The building to be demolished is located at the corner of Ferris Avenue and Water Street, near the bus station hub and the old White Plains mall. The property is 1.4 acres with an office building slated for demolition and includes a land swap with the city. The city property includes a White Plains firehouse, which would be rebuilt at another location. The redevelopment proposal includes a mixed-use 22-story building with 301 residential units, parking and some retail.
The project is similar to ones we've witnessed throughout our Town and region. Apparently the “mixed use” model is the only thing taught at architectural and business schools for planners and developers. Throw in some residential, business and parking and your project will be green-lighted by these elected-for-life politicians seeking more tax dollars to spend. With all the flatulence we hear from them, when are these projects going to reduce our taxes as promised? Spoiler alert: they never do and never will.
Now we see Mr Feiner ignoring the Comprehensive Plan, as weak and intentionally vague as it is, by cavalierly spending hundreds of thousands of taxpayer monies in the Hartsdale Four Corners (H4C) area. This effort is smoke and mirrors to appease the Hartsdale community from following their Edgemont neighbors and threaten incorporation after being ignored by Mr Feiner and his Board for so long. While seceding from the corrupt and ill-run Town may be a very real conversational topic, we don't believe enough Hartsdale residents are dissatisfied enough to actually make that journey.
In the recent Greenburgh Democratic candidate primary, three candidates were whittled down to two, effectively forcing Eric Zinger out of the race. He is a Hartsdale resident and member of the Democratic [p]Party who would have been our first choice of the three potential candidates for a number of reasons. However, while Mr Zinger could have been the most effective candidate, he's not in the Democrat's inner-circle and has also been critical of the current Administration.

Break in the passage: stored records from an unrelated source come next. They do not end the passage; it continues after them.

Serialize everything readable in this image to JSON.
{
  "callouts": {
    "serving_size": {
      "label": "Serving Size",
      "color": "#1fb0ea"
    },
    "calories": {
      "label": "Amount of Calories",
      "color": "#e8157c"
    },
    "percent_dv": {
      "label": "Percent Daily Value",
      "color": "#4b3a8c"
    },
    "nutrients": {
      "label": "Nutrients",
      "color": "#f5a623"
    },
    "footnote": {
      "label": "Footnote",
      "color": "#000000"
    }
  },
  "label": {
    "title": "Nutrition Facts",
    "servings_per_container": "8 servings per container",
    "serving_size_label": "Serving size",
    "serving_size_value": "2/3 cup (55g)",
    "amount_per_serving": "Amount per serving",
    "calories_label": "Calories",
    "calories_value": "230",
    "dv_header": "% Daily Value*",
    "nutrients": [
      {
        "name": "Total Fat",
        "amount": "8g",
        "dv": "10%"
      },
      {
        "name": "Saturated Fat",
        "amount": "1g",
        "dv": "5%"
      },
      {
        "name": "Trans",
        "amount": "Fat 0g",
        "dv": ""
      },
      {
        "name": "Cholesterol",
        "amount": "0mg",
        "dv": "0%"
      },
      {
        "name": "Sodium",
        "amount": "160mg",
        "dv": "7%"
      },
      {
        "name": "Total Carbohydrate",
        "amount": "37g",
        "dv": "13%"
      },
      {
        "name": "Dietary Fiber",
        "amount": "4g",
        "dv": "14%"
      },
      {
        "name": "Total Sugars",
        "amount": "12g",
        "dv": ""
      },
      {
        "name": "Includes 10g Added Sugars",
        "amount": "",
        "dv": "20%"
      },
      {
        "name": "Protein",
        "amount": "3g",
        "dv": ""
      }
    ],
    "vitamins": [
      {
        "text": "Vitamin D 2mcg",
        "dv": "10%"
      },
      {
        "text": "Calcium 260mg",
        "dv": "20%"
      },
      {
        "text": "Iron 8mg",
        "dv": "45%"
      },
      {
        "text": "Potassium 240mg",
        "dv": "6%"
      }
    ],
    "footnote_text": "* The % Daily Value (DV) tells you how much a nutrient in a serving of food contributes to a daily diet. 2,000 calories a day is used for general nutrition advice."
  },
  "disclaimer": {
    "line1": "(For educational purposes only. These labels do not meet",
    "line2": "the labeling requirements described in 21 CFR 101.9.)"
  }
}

The Comprehensive Plan originally had “nodes” at four-corner intersections whenever future development were to happen throughout the Town. Most residents who spoke at the Comp Plan Road Shows were vehemently against them and they were eventually scrapped. The proposal offered by Inspired Designs, a home operated business, legally or not, went with a design that was similar to what those speakers objected to. Ironically, while politicians keep feeding us flavored information, such as millennial's don't drive or own cars, and that these multi-use buildings do not need parking, the truth is a lot different. Have you ever sought a parking space anywhere in the Hartsdale area? If you have, you'll quickly realize that if you weren't born in that space, you might as well just keep driving.
We don't know what the love affair is with first floor retail combined with residential apartments above without parking, but it's a failed model. It's easy to understand. Simply, not many people want to live at the sidewalk level of a building due to lack of privacy among other concerns. But with these same politicians that are telling us retail is dead, all the while increasing taxes and fees and regulations, forcing the point and pinning their hopes on revenue that is not there nor is about to be, the builders and the developers will build no matter what. In the end, they will remain vacant as well as similar existing ones, lining the pockets of developers and politicians and doing nothing to change our landscape for the better. After awhile, it will be left vacant as a tax deduction instead of a tax payment generator. The politicos will give tax breaks in hopes of increasing the odds of gaining vacancy. But when the tax exemptions run out, so will the tenants. This prevailing mentality has to stop.
The White Plains project we opened this article with would include 59 studio apartments, 143 one-bedroom units, 91 two-bedroom units, and eight three-bedroom apartments, over four stories of structured parking all near the White Plains train station. At ground level, the plan calls for 12,000 sq. ft. of retail with pedestrian walkways. Of course there will be amenities for the residents, electric vehicle charging stations, low-flow plumbing, and Energy Star appliances as well as some sort of water/flooding mitigation. What's not listed is how much the domiciles will cost.
The reality however is that the facility will have storm water runoff aimed at the already swollen and overflowing, ill-maintained Bronx River. The parking issues will always be a concern, the retail space will either be a laundromat/cleaners, a stationery store selling newspapers and lotto tickets, a nail salon or some other service oriented retail business that will struggle to generate enough business to afford the rent. It's a classic story whose time to think differently and explore new concepts and new ideas is upon us. Maybe it's time to vote in some visionaries who can see past the same failed models. It's the only way to get A Better Greenburgh.